Scientists at Johannes Gutenberg University Mainz (JGU) have set a new record for the calculation of scattering amplitudes. This kind of calculation is used to predict the outcome of accelerator experiments in which high-energy particles collide with one another. However, the calculations become increasingly difficult the greater the number of orders the physicists wish to calculate. Professor Dr. Stefan Weinzierl's work group has now developed an algorithm which is far faster and requires less computing capacity than other algorithms.
"We have made a huge leap forward and applied a completely new method allowing us to calculate far more than before," explains Weinzierl. He assumes that the new calculation method can be applied to both completed experiments in the Large Electron-Positron Collider (LEP), which was in operation at Geneva's CERN research center until the year 2000, as well as new experiments in the Large Hadron Collider (LHC).

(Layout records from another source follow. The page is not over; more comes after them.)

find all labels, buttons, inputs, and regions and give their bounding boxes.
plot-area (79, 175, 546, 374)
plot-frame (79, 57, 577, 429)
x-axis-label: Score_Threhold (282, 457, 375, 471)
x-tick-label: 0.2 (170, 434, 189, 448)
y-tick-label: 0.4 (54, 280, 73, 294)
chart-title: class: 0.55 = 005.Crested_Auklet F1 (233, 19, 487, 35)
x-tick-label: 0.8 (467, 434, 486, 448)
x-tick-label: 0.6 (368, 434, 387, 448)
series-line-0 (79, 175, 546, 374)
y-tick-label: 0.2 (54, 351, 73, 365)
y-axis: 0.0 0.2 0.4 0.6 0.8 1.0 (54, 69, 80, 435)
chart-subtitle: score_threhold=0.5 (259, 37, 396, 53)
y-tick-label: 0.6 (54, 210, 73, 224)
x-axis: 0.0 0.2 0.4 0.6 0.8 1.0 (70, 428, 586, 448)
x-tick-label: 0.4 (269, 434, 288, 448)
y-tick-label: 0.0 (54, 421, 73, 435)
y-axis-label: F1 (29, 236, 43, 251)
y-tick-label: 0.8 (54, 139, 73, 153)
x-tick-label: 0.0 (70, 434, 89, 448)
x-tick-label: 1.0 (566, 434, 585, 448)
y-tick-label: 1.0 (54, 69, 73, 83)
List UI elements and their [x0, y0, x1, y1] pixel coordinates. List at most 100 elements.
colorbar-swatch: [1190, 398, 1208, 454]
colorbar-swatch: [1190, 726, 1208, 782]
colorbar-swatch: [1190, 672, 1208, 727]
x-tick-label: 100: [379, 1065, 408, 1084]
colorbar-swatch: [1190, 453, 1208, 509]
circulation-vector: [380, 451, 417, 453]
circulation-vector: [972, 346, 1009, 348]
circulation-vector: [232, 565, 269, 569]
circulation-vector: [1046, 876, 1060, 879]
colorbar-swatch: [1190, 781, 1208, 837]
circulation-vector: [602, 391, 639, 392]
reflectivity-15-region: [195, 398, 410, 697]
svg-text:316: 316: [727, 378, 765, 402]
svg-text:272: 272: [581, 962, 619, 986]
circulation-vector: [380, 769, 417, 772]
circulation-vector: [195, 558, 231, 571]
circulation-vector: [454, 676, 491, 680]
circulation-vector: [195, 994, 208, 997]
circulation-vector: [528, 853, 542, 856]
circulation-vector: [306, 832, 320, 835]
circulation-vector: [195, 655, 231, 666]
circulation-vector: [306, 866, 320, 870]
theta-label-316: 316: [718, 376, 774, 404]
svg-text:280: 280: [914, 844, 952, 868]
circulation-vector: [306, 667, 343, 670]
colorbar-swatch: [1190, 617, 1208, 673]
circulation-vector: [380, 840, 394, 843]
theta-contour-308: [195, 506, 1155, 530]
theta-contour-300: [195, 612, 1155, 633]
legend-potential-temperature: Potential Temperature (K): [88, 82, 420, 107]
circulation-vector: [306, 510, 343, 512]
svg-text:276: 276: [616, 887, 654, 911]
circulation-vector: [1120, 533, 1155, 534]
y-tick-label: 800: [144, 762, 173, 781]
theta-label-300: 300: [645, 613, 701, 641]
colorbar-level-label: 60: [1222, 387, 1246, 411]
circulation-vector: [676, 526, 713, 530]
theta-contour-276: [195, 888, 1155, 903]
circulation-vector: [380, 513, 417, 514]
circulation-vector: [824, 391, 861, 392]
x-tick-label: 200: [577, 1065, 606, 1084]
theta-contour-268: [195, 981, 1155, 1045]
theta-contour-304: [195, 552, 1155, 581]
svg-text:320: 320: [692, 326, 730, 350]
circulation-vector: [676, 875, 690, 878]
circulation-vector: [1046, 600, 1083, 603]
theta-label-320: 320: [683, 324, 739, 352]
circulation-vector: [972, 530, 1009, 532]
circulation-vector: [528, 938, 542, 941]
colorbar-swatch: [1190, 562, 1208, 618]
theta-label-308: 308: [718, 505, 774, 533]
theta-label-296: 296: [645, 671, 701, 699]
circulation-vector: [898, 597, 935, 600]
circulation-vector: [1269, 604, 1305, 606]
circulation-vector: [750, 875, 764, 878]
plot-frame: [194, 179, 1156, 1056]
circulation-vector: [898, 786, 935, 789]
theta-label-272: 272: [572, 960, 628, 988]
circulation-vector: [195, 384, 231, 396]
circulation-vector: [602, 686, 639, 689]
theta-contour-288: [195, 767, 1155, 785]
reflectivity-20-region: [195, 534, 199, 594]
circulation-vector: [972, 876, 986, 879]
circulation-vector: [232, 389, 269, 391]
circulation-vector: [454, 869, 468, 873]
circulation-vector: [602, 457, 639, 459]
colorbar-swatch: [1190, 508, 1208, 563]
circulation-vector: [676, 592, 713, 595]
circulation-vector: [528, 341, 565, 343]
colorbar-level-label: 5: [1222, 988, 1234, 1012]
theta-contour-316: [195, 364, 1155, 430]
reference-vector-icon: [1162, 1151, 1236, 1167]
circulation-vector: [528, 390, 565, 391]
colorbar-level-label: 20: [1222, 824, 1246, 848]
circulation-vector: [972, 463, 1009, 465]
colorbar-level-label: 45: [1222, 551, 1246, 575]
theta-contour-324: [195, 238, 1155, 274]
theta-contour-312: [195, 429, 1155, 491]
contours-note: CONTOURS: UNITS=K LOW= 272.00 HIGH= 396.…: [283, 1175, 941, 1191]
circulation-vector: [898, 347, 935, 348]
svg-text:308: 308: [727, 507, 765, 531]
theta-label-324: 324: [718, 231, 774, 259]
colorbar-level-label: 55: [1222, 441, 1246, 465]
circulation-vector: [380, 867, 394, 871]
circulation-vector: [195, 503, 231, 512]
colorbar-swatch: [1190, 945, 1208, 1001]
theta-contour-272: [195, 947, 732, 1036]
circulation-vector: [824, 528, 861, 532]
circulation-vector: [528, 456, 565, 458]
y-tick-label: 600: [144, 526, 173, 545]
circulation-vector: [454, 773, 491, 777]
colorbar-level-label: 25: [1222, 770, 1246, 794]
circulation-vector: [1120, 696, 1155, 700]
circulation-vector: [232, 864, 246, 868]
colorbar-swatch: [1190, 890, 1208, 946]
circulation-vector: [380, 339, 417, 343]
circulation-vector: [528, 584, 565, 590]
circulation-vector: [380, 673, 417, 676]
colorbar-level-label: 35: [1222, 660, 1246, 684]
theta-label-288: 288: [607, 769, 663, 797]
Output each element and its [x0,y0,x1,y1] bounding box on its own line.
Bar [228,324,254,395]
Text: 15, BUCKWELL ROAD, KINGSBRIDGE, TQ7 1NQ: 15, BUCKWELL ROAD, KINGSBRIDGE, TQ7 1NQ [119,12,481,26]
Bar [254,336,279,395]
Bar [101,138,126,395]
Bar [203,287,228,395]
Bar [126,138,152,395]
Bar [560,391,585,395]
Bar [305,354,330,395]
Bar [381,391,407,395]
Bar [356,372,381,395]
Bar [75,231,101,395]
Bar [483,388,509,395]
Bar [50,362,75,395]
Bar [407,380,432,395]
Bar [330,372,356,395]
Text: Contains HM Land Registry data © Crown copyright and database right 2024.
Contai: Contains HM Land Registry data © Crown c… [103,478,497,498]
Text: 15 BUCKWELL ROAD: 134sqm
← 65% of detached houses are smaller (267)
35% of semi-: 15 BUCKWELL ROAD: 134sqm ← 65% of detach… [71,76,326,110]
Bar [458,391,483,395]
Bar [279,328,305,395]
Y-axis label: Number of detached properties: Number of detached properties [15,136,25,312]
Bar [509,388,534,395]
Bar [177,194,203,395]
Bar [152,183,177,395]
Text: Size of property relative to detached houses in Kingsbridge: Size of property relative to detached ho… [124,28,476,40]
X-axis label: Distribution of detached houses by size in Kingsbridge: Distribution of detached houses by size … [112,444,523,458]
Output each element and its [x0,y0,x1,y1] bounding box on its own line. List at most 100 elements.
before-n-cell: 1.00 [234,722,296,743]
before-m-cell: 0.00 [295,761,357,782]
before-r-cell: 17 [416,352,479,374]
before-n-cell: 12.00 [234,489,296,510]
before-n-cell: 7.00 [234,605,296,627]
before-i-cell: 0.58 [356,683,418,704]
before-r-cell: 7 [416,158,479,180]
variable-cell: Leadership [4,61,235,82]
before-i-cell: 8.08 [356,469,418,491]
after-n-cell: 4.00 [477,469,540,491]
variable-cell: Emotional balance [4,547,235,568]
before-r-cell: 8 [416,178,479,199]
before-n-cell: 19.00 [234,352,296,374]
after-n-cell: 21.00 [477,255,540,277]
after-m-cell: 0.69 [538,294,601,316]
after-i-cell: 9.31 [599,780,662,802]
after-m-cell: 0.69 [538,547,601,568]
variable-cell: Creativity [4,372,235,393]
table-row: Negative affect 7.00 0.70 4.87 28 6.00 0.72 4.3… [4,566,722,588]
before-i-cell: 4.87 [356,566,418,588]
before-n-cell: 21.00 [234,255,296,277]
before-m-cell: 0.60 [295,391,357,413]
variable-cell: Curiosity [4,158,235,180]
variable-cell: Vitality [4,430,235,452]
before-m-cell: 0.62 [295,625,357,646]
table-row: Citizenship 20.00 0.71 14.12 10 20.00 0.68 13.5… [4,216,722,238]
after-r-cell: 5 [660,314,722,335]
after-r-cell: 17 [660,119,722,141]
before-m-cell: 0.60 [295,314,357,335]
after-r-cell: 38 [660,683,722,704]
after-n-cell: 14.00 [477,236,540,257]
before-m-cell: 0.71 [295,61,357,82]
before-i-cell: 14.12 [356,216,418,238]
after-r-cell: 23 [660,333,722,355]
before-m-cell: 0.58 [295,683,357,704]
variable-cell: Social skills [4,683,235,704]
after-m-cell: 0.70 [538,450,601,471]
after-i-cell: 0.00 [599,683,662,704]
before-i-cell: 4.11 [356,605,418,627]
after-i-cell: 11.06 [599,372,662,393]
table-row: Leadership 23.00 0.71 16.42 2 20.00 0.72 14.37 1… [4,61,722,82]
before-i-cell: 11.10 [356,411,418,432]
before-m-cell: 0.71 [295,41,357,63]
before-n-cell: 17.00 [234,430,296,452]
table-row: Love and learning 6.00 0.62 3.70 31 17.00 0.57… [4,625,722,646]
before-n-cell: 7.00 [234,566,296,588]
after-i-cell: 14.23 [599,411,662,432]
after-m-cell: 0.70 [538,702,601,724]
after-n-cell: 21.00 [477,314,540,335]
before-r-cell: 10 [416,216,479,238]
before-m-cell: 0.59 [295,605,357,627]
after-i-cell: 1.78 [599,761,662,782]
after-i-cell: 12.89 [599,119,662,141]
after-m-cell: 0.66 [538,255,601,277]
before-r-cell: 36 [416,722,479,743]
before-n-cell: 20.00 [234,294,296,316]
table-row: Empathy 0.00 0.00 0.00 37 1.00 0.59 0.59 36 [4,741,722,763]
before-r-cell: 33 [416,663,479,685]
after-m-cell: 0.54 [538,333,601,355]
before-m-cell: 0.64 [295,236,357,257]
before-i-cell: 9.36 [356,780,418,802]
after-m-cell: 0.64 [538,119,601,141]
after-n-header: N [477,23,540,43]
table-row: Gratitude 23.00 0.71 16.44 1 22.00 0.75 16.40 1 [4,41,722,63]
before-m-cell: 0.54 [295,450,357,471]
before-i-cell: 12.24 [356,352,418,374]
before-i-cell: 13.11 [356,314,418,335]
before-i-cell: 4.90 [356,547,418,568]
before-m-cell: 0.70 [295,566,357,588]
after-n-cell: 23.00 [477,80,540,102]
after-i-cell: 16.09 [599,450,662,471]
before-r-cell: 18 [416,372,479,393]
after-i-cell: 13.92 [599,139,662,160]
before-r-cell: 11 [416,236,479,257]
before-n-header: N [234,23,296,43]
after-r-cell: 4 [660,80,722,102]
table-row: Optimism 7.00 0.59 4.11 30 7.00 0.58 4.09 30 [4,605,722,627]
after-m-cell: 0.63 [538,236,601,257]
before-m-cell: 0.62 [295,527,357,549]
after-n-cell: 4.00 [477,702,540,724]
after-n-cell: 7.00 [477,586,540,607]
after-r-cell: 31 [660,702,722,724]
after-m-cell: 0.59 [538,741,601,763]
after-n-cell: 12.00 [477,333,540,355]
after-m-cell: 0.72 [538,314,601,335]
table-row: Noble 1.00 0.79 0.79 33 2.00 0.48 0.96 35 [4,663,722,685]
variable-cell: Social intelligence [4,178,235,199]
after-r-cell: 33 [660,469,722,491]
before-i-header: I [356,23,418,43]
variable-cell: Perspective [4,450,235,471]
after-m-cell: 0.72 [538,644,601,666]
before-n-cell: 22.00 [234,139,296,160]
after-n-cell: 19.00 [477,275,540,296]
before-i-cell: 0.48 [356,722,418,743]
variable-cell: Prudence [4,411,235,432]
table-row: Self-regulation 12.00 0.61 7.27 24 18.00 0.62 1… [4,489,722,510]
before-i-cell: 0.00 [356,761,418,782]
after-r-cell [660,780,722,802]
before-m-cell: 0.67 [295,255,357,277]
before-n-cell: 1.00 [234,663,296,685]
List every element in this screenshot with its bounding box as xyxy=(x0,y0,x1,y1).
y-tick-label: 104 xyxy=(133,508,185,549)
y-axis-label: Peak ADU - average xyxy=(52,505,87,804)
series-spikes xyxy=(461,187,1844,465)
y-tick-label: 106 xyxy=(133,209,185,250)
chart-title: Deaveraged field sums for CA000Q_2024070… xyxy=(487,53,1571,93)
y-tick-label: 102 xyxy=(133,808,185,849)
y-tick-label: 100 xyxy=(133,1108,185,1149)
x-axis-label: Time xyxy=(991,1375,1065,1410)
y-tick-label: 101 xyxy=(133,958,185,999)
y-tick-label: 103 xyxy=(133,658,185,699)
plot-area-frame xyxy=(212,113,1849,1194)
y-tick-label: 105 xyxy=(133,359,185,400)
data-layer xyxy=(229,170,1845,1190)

The new algorithm allows, for instance, for the calculation of physical observables related to the collision of an electron with its antiparticle, the positron, during which a quark, an anti-quark, and gluons are created. For the first time ever, it has been possible to do a calculation with one loop and eight external particles -- a new world record in theoretical high-energy physics.
Precision calculations in particle physics make use of the perturbation theory and the results can be displayed in what are called loop diagrams. The higher the number of external particles, the more difficult is the calculation. The algorithm now being used is a new and efficient method based on subtraction and numerical integration. The calculations are performed using a PC cluster system located at the Center of Data Processing at Mainz University. According to Weinzierl, the new method is not only applicable to electron-positron annihilation, but with slight modifications can also be used to calculate hadron-hadron collisions of the kind that occur in the LHC in Geneva. The theoretical physicists at Mainz University intend to investigate this aspect further in the near future.
Professor Dr. Stefan Weinzierl's work is part of the JGU Excellence Cluster Precision Physics, Fundamental Interactions and Structure of Matter (PRISMA). The cluster has made it into the final selection round of Germany's Federal Excellence Initiative and has submitted a proposal for continued financing in the second round.